Two bobs on rigid massless rods, both swinging under gravity, with the lower bob pinned to the end of the upper rod. The Lagrangian gives coupled velocity-dependent equations of motion; the qualitative behavior ranges from quasi-periodic at low energy to fully chaotic above the lowest saddle in the potential. Drag a bob to set its initial angle; double-click the canvas to zero out velocities.
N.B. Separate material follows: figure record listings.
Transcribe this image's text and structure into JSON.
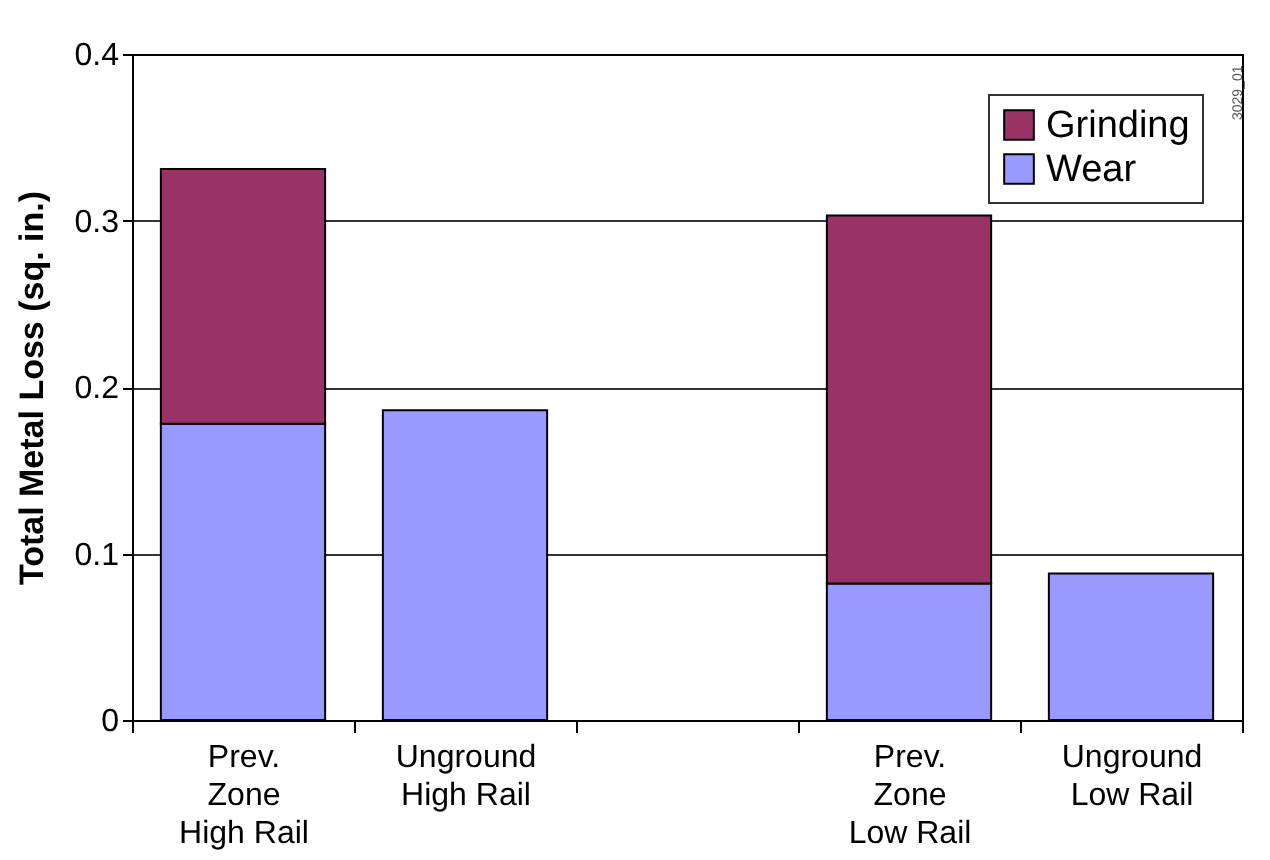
{
  "chart_data": {
    "type": "bar",
    "ylabel": "Total Metal Loss (sq. in.)",
    "categories": [
      "Prev.\nZone\nHigh Rail",
      "Unground\nHigh Rail",
      null,
      "Prev.\nZone\nLow Rail",
      "Unground\nLow Rail"
    ],
    "series": [
      {
        "name": "Wear",
        "color": "#9999ff",
        "values": [
          0.178,
          0.186,
          null,
          0.082,
          0.088
        ]
      },
      {
        "name": "Grinding",
        "color": "#993366",
        "values": [
          0.153,
          null,
          null,
          0.221,
          null
        ]
      }
    ],
    "stacked": true,
    "ylim": [
      0,
      0.4
    ],
    "yticks": [
      0,
      0.1,
      0.2,
      0.3,
      0.4
    ],
    "grid": "y",
    "legend": "top right",
    "annotations": [
      "3029_01"
    ]
  }
}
Figure 1. Planar double pendulum integrated with velocity-Verlet plus a predictor-corrector for the qdot-dependent Christoffel terms (physics dt = 1 ms). Method: `shared/js/engine/symplectic.js`.
m1 1.0 kg
m2 1.0 kg
l1 1.00 m
l2 1.00 m
release 166°
pendulums 18

WHAT TO TRY

  • Watch the coloured spray: a thousandth of a radian apart at the start, the pendulums fan out completely within seconds and trace wildly different paths. That is chaos, sensitive dependence on the start.
  • The lower plot is the separation between them on a log axis. The straight climb is exponential blow-up; the dashed line is the fit and its slope is the Lyapunov exponent (the readout shows how often the separation doubles).
  • Add more pendulums for a denser, more beautiful fan, and use the release slider to set a gentle low angle: the motion turns regular, the spray collapses to one curve, and the divergence plot reports no blow-up. Chaos only switches on once you raise the arms.